A state of the race assessment from “Middle Cheese,” one of my old sources from 2004, now affiliated with the Romney campaign.
So McCain scores the win he needed, effectively ending Huckabee’s viability and narrowing the race to a two man contest between him and Romney. Rudy’s demise is a mere formality.
Florida is now in the spotlight and will have the job of disposing of Rudy and giving either McCain or Romney a leg up for Super Tuesday. When looking at the big prizes on Feb. 5, one must still assume that Rudy wins NY. But other then that it’s wide open (yes, even New Jersey) and the big prizes will be contested between McCain and Romney, largely decided by whether the polls are closed to independent voters or not.
What’s the state to watch on Super Tuesday? Why the biggest prize of course. California. California is setting up well for Romney. While McCain leads in polls by the margin or error, the numbers in this closed primary state also show he has the most solid base in California of voters that won’t switch to another candidate. Also, McCain’s immigration profile is against the current of California GOP voters and Romney’s economic message is sure to be persuasive in a state with home foreclosures galore, a front page state budget crisis and a climbing unemployment rate.
Assuming FL confirms the two man Romney vs. McCain race, keep your eye on California. It will either put Mitt over the top or provide a Super Tuesday split decision that will push this race to Texas, Ohio and Mississippi in March.

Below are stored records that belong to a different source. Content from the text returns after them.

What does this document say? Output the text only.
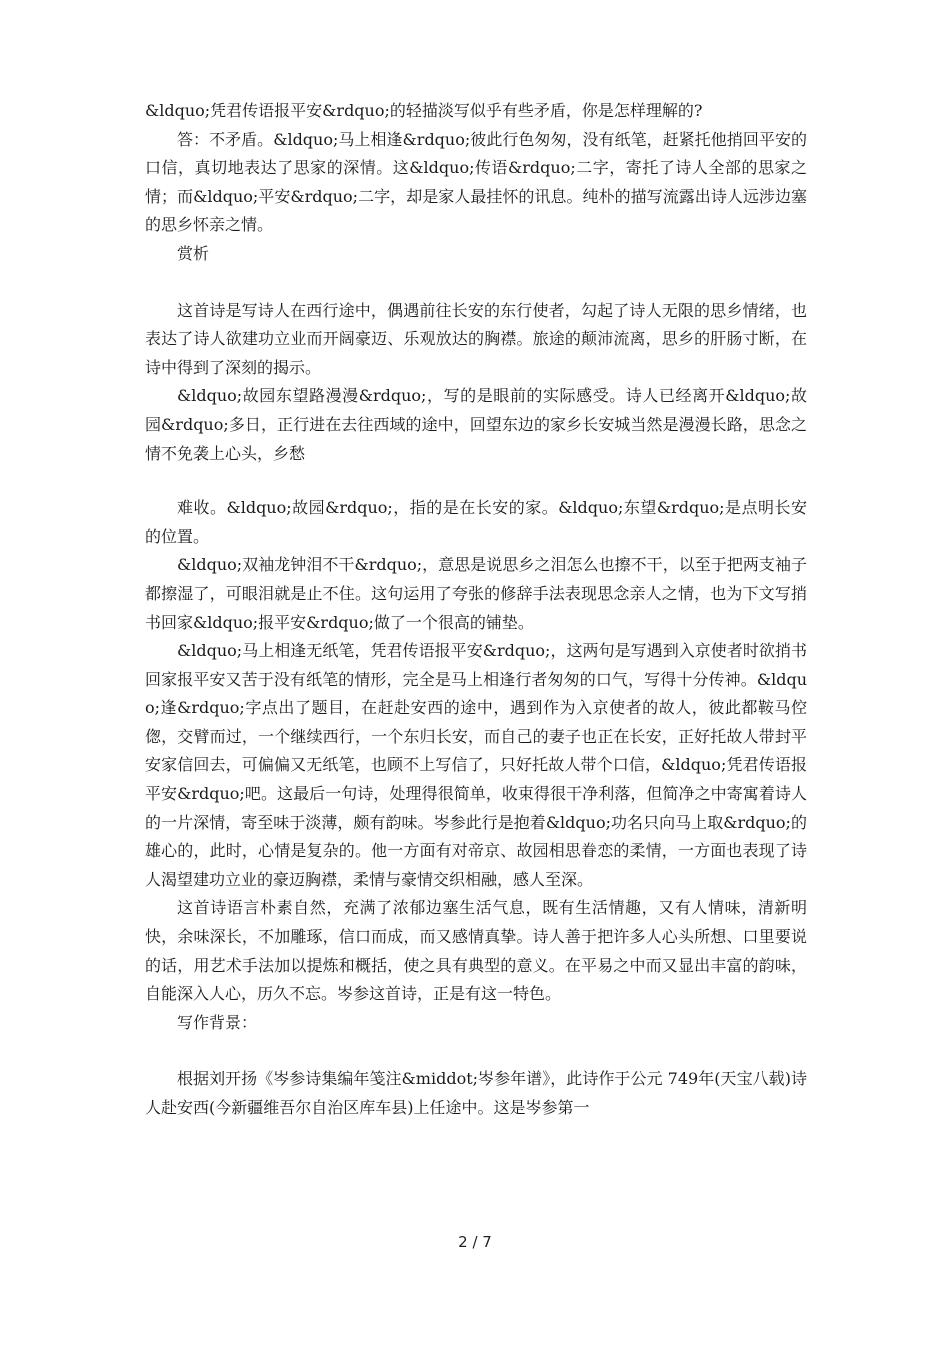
&ldquo;凭君传语报平安&rdquo;的轻描淡写似乎有些矛盾，你是怎样理解的?

答：不矛盾。&ldquo;马上相逢&rdquo;彼此行色匆匆，没有纸笔，赶紧托他捎回平安的口信，真切地表达了思家的深情。这&ldquo;传语&rdquo;二字，寄托了诗人全部的思家之情；而&ldquo;平安&rdquo;二字，却是家人最挂怀的讯息。纯朴的描写流露出诗人远涉边塞的思乡怀亲之情。

赏析

这首诗是写诗人在西行途中，偶遇前往长安的东行使者，勾起了诗人无限的思乡情绪，也表达了诗人欲建功立业而开阔豪迈、乐观放达的胸襟。旅途的颠沛流离，思乡的肝肠寸断，在诗中得到了深刻的揭示。

&ldquo;故园东望路漫漫&rdquo;，写的是眼前的实际感受。诗人已经离开&ldquo;故园&rdquo;多日，正行进在去往西域的途中，回望东边的家乡长安城当然是漫漫长路，思念之情不免袭上心头，乡愁

难收。&ldquo;故园&rdquo;，指的是在长安的家。&ldquo;东望&rdquo;是点明长安的位置。

&ldquo;双袖龙钟泪不干&rdquo;，意思是说思乡之泪怎么也擦不干，以至于把两支袖子都擦湿了，可眼泪就是止不住。这句运用了夸张的修辞手法表现思念亲人之情，也为下文写捎书回家&ldquo;报平安&rdquo;做了一个很高的铺垫。

&ldquo;马上相逢无纸笔，凭君传语报平安&rdquo;，这两句是写遇到入京使者时欲捎书回家报平安又苦于没有纸笔的情形，完全是马上相逢行者匆匆的口气，写得十分传神。&ldquo;逢&rdquo;字点出了题目，在赶赴安西的途中，遇到作为入京使者的故人，彼此都鞍马倥偬，交臂而过，一个继续西行，一个东归长安，而自己的妻子也正在长安，正好托故人带封平安家信回去，可偏偏又无纸笔，也顾不上写信了，只好托故人带个口信，&ldquo;凭君传语报平安&rdquo;吧。这最后一句诗，处理得很简单，收束得很干净利落，但简净之中寄寓着诗人的一片深情，寄至味于淡薄，颇有韵味。岑参此行是抱着&ldquo;功名只向马上取&rdquo;的雄心的，此时，心情是复杂的。他一方面有对帝京、故园相思眷恋的柔情，一方面也表现了诗人渴望建功立业的豪迈胸襟，柔情与豪情交织相融，感人至深。

这首诗语言朴素自然，充满了浓郁边塞生活气息，既有生活情趣，又有人情味，清新明快，余味深长，不加雕琢，信口而成，而又感情真挚。诗人善于把许多人心头所想、口里要说的话，用艺术手法加以提炼和概括，使之具有典型的意义。在平易之中而又显出丰富的韵味，自能深入人心，历久不忘。岑参这首诗，正是有这一特色。

写作背景：

根据刘开扬《岑参诗集编年笺注&middot;岑参年谱》，此诗作于公元 749年(天宝八载)诗人赴安西(今新疆维吾尔自治区库车县)上任途中。这是岑参第一

2 / 7
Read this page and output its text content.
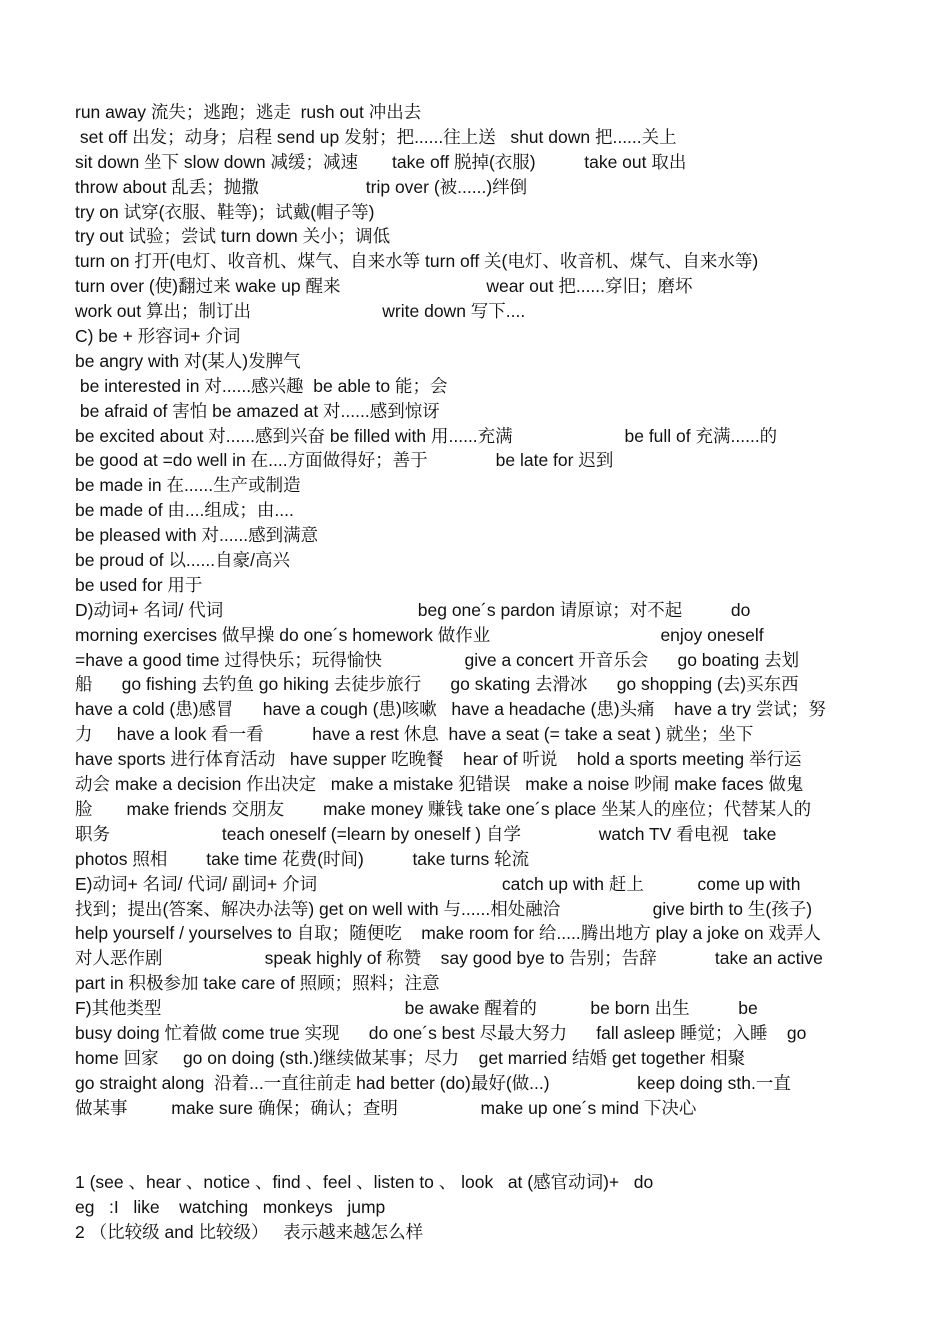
run away 流失；逃跑；逃走  rush out 冲出去
set off 出发；动身；启程 send up 发射；把......往上送   shut down 把......关上
sit down 坐下 slow down 减缓；减速       take off 脱掉(衣服)          take out 取出
throw about 乱丢；抛撒                      trip over (被......)绊倒
try on 试穿(衣服、鞋等)；试戴(帽子等)
try out 试验；尝试 turn down 关小；调低
turn on 打开(电灯、收音机、煤气、自来水等 turn off 关(电灯、收音机、煤气、自来水等)
turn over (使)翻过来 wake up 醒来                              wear out 把......穿旧；磨坏
work out 算出；制订出                           write down 写下....
C) be + 形容词+ 介词
be angry with 对(某人)发脾气
be interested in 对......感兴趣  be able to 能；会
be afraid of 害怕 be amazed at 对......感到惊讶
be excited about 对......感到兴奋 be filled with 用......充满                       be full of 充满......的
be good at =do well in 在....方面做得好；善于              be late for 迟到
be made in 在......生产或制造
be made of 由....组成；由....
be pleased with 对......感到满意
be proud of 以......自豪/高兴
be used for 用于
D)动词+ 名词/ 代词                                        beg one´s pardon 请原谅；对不起          do
morning exercises 做早操 do one´s homework 做作业                                   enjoy oneself
=have a good time 过得快乐；玩得愉快                 give a concert 开音乐会      go boating 去划
船      go fishing 去钓鱼 go hiking 去徒步旅行      go skating 去滑冰      go shopping (去)买东西
have a cold (患)感冒      have a cough (患)咳嗽   have a headache (患)头痛    have a try 尝试；努
力     have a look 看一看          have a rest 休息  have a seat (= take a seat ) 就坐；坐下
have sports 进行体育活动   have supper 吃晚餐    hear of 听说    hold a sports meeting 举行运
动会 make a decision 作出决定   make a mistake 犯错误   make a noise 吵闹 make faces 做鬼
脸       make friends 交朋友        make money 赚钱 take one´s place 坐某人的座位；代替某人的
职务                       teach oneself (=learn by oneself ) 自学                watch TV 看电视   take
photos 照相        take time 花费(时间)          take turns 轮流
E)动词+ 名词/ 代词/ 副词+ 介词                                      catch up with 赶上           come up with
找到；提出(答案、解决办法等) get on well with 与......相处融洽                   give birth to 生(孩子)
help yourself / yourselves to 自取；随便吃    make room for 给.....腾出地方 play a joke on 戏弄人
对人恶作剧                     speak highly of 称赞    say good bye to 告别；告辞            take an active
part in 积极参加 take care of 照顾；照料；注意
F)其他类型                                                  be awake 醒着的           be born 出生          be
busy doing 忙着做 come true 实现      do one´s best 尽最大努力      fall asleep 睡觉；入睡    go
home 回家     go on doing (sth.)继续做某事；尽力    get married 结婚 get together 相聚
go straight along  沿着...一直往前走 had better (do)最好(做...)                  keep doing sth.一直
做某事         make sure 确保；确认；查明                 make up one´s mind 下决心
1 (see 、hear 、notice 、find 、feel 、listen to 、 look   at (感官动词)+   do
eg   :I   like    watching   monkeys   jump
2 （比较级 and 比较级）   表示越来越怎么样
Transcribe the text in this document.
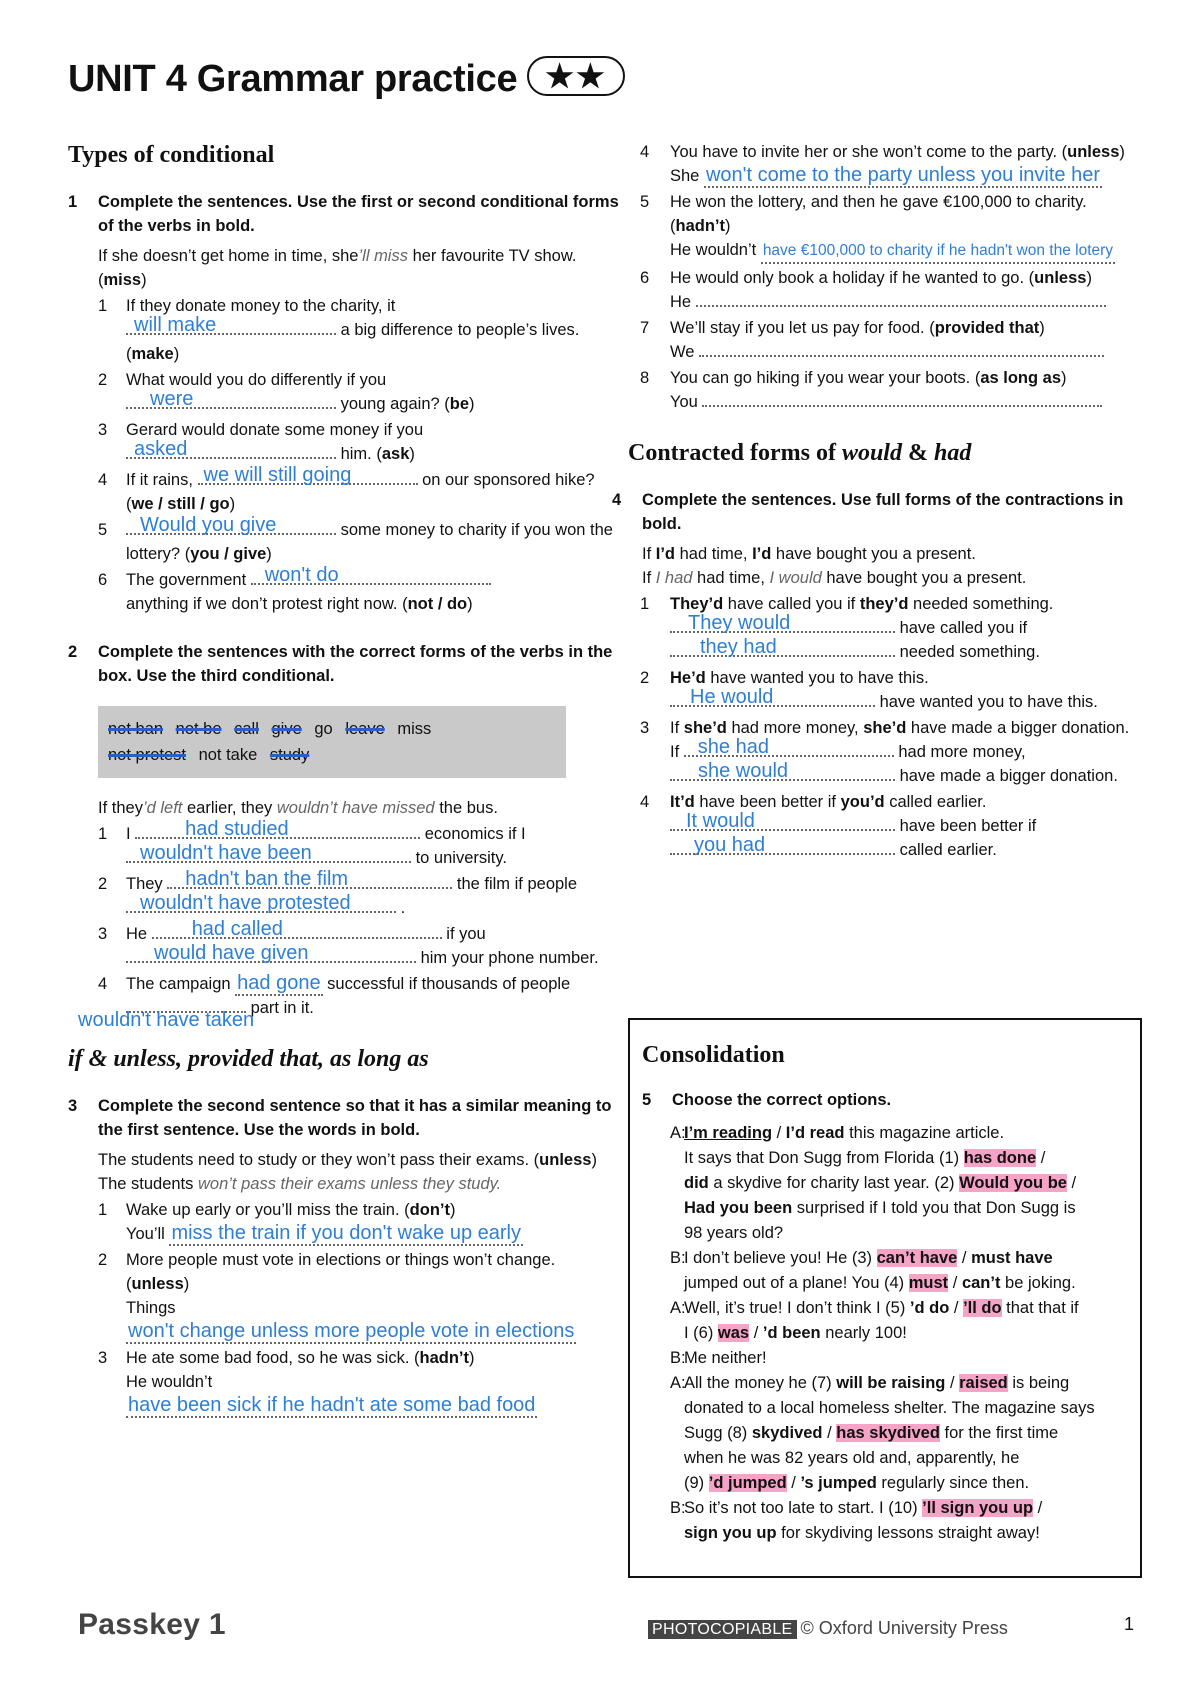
UNIT 4 Grammar practice ★★
Types of conditional

1 Complete the sentences. Use the first or second conditional forms of the verbs in bold.

If she doesn’t get home in time, she’ll miss her favourite TV show. (miss)

1 If they donate money to the charity, it

will make	a big difference to people’s lives. (make)
2 What would you do differently if you

were	young again? (be)
3 Gerard would donate some money if you

asked	him. (ask)
4 If it rains, we will still going	on our sponsored hike? (we / still / go)
5 Would you give	some money to charity if you won the lottery? (you / give)
6 The government won't do

anything if we don’t protest right now. (not / do)

2 Complete the sentences with the correct forms of the verbs in the box. Use the third conditional.

not ban not be call give go leave miss
not protest not take study

If they’d left earlier, they wouldn’t have missed the bus.

1 I	had studied	economics if I

wouldn't have been	to university.
2 They hadn't ban the film	the film if people
wouldn't have protested	.
3 He had called	if you

would have given	him your phone number.
4 The campaign had gone successful if thousands of people
wouldn't have taken
part in it.
if & unless, provided that, as long as

3 Complete the second sentence so that it has a similar meaning to the first sentence. Use the words in bold.

The students need to study or they won’t pass their exams. (unless)
The students won’t pass their exams unless they study.

1 Wake up early or you’ll miss the train. (don’t)
You’ll miss the train if you don't wake up early
2 More people must vote in elections or things won’t change. (unless)
Things won't change unless more people vote in elections
3 He ate some bad food, so he was sick. (hadn’t)
He wouldn’t have been sick if he hadn't ate some bad food
4 You have to invite her or she won’t come to the party. (unless)
She won't come to the party unless you invite her
5 He won the lottery, and then he gave €100,000 to charity. (hadn’t)
He wouldn’t have €100,000 to charity if he hadn't won the lotery
6 He would only book a holiday if he wanted to go. (unless)
He
7 We’ll stay if you let us pay for food. (provided that)
We
8 You can go hiking if you wear your boots. (as long as)
You
Contracted forms of would & had

4 Complete the sentences. Use full forms of the contractions in bold.

If I’d had time, I’d have bought you a present.
If I had had time, I would have bought you a present.

1 They’d have called you if they’d needed something.

They would	have called you if

they had	needed something.
2 He’d have wanted you to have this.

He would	have wanted you to have this.
3 If she’d had more money, she’d have made a bigger donation.
If she had	had more money,

she would	have made a bigger donation.
4 It’d have been better if you’d called earlier.

It would	have been better if

you had	called earlier.
Consolidation

5 Choose the correct options.

A:
I’m reading / I’d read this magazine article.
It says that Don Sugg from Florida (1) has done /
did a skydive for charity last year. (2) Would you be /
Had you been surprised if I told you that Don Sugg is
98 years old?

B:
I don’t believe you! He (3) can’t have / must have
jumped out of a plane! You (4) must / can’t be joking.

A:
Well, it’s true! I don’t think I (5) ’d do / ’ll do that that if
I (6) was / ’d been nearly 100!

B:
Me neither!

A:
All the money he (7) will be raising / raised is being
donated to a local homeless shelter. The magazine says
Sugg (8) skydived / has skydived for the first time
when he was 82 years old and, apparently, he
(9) ’d jumped / ’s jumped regularly since then.

B:
So it’s not too late to start. I (10) ’ll sign you up /
sign you up for skydiving lessons straight away!

Passkey 1	PHOTOCOPIABLE © Oxford University Press	1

Or, look at it this way, if Mitt can’t win in California, then he probably hasn’t won anywhere else on Super Tuesday except his home of Massachusetts.
I don’t have reason to think that California isn’t setting up well for Romney… I just know that calculating how a candidate is doing in California has to be supremely complicated, because you need to measure on a congressional-district-by-congressional-district basis.